Diréis que estoy enferma, que cómo he podido asumir de manera tan intensa los preceptos de la meritocracia o que quizás debería ir a un psicoanalista —dejando aparte el síndrome de Estocolmo—: todo eso lo dejaré para más tarde, así que, de momento, me ciño a los hechos.
Entendí que esta situación no podía seguir así, por lo que empecé a salir a correr, comer fruta y aumentar mis niveles de cafeína para paliar los efectos de la constante somnolencia. Viendo que esto tampoco funcionaba, busqué nuevos hobbys que me otorgaran un nuevo propósito, un nuevo “tengo que”, como el crochet, la cerámica o el yoga. Un nuevo curso online de algún idioma, francés, italiano o alemán, algún nuevo certificado que me hiciese falta, un algo nuevo, una nueva preocupación que ocupara mis pensamientos que estas últimas semanas divagaban sin ningún tipo de control o disciplina. Acostumbrada desde muy pequeña a estar siempre ocupada, este parón -necesario- me ha hecho replantearme muchas cosas (supongo que es lo que ocurre cuando una tiene demasiado tiempo para pensar). Me pregunto cómo hemos llegado a tal punto en el que algunos no nos sentimos felices cuando descansamos, como si echáramos de menos el sufrimiento del resto del año y gozáramos más sufriendo que aliviados. Me pregunto si tiene que ver con echar de menos algo que nos hace “felices” o, más bien, con la necesidad constante de estar ocupados con cualquier cosa, de producir de la manera que sea, de entender que nuestras vivencias y mera existencia sobrepasan los límites de aquello que sentimos, siempre supeditado a lo que “tenemos que hacer”. No me imagino no estudiando y por eso continuaré con mis estudios de posgrado pasado el verano, pero me asusta ni siquiera contemplar otras opciones, como si la vida tuviese que consistir en un movimiento constante, como si no pudiésemos parar nunca.

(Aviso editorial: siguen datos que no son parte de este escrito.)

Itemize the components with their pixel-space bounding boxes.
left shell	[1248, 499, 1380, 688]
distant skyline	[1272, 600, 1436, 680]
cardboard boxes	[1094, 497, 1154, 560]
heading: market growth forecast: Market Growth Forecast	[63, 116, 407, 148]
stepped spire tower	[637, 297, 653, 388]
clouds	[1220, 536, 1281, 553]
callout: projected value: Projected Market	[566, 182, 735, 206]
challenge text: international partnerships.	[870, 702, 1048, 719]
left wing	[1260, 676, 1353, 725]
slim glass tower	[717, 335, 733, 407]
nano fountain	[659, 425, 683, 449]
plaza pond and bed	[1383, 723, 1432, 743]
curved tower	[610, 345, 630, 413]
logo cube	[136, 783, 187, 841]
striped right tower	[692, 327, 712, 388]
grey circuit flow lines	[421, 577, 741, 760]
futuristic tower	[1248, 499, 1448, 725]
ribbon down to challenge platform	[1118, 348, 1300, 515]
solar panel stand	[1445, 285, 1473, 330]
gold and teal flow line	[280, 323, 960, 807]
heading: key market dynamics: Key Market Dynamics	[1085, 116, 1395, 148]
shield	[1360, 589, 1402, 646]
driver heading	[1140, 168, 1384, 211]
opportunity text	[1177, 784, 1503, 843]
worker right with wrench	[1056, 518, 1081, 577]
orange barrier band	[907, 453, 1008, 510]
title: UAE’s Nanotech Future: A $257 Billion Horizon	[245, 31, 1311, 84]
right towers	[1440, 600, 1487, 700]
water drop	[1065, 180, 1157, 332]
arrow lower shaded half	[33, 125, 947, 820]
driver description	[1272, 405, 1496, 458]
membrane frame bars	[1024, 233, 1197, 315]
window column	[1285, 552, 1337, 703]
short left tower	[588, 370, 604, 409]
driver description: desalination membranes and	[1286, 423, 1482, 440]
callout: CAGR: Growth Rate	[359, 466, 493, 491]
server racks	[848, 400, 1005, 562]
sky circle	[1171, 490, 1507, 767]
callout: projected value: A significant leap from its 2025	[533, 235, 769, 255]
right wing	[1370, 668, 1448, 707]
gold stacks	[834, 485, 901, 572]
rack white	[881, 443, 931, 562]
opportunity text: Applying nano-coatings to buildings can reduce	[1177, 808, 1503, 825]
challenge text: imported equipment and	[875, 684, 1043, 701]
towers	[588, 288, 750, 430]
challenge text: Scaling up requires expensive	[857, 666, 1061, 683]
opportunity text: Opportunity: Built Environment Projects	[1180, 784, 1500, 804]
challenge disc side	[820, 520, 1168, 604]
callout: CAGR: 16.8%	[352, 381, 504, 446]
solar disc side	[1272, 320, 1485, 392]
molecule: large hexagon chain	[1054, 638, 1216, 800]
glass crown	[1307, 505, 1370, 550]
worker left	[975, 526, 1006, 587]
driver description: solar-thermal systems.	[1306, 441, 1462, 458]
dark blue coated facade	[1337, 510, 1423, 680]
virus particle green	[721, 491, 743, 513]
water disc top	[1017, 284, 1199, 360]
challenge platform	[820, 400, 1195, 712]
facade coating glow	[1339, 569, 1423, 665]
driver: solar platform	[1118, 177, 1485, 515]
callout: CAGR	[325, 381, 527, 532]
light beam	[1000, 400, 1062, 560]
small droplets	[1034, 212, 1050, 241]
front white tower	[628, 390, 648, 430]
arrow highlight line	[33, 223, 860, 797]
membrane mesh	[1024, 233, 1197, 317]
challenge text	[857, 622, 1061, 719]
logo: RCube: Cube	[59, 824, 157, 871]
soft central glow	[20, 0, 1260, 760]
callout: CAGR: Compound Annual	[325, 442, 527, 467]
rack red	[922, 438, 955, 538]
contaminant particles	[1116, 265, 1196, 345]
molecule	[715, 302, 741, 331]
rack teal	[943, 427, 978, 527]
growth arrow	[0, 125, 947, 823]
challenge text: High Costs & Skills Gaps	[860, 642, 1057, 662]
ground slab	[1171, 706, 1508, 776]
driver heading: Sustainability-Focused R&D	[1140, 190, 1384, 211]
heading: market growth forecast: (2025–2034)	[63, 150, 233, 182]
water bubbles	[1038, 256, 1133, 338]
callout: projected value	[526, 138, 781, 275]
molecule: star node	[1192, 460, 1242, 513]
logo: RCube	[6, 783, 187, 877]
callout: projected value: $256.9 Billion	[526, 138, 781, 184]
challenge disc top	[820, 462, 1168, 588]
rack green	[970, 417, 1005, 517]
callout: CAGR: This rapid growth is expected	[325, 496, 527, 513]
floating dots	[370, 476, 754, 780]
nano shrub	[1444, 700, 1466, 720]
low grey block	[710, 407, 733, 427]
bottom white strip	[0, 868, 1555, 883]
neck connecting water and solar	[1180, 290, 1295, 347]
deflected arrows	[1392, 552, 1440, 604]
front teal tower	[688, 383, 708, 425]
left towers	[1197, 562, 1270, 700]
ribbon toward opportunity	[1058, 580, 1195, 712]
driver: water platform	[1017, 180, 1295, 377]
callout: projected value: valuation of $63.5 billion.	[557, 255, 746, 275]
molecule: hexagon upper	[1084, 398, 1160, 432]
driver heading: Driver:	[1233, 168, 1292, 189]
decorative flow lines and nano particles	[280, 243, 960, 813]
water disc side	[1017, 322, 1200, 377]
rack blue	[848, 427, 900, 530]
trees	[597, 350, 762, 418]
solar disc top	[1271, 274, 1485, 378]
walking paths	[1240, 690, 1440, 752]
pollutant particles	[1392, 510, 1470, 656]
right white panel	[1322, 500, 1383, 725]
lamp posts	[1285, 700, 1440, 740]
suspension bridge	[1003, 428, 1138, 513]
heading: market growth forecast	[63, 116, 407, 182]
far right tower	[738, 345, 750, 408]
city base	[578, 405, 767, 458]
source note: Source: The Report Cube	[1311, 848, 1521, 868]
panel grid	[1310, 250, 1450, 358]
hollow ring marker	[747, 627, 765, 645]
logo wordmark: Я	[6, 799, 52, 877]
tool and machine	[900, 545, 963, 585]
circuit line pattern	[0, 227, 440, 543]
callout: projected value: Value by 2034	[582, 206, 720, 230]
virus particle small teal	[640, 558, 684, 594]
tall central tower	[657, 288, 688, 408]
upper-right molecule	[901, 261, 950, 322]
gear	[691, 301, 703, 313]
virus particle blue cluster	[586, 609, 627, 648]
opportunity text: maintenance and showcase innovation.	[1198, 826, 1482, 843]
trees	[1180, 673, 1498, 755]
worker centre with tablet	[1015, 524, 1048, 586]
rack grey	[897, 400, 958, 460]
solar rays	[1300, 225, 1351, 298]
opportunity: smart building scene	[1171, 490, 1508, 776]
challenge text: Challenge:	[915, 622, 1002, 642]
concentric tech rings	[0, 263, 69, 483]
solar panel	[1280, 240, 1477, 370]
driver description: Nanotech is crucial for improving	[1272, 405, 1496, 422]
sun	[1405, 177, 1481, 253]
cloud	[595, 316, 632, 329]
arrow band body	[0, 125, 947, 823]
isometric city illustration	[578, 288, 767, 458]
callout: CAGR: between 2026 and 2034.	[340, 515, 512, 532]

Por esto, aquellos que sin buscarlo hemos fusionado nuestra vida laboral con nuestra vida personal, ya sabéis, aquellos que nos tomamos demasiado a pecho lo de “ama tu trabajo y no trabajarás el resto de tu vida”, deberíamos aprender a desaprender; o, al menos, aprender a no ser la alegría familiar de las vacaciones (nótese la ironía). Personalmente, trataré de acabar el verano sin descuartizar a nadie en catorce pedazos; a estas horas no puedo asegurarlo y le veo difícil solución a todo esto. Llamémoslo predisposición genética u obsesión patológica, pero la realidad es que la sociedad se divide y se dividirá entre aquellos que piensan en futuro y en presente. De cada uno depende pasarse de un bando a otro; de momento, dudo que alguien jamás vaya a sacarme de aquí.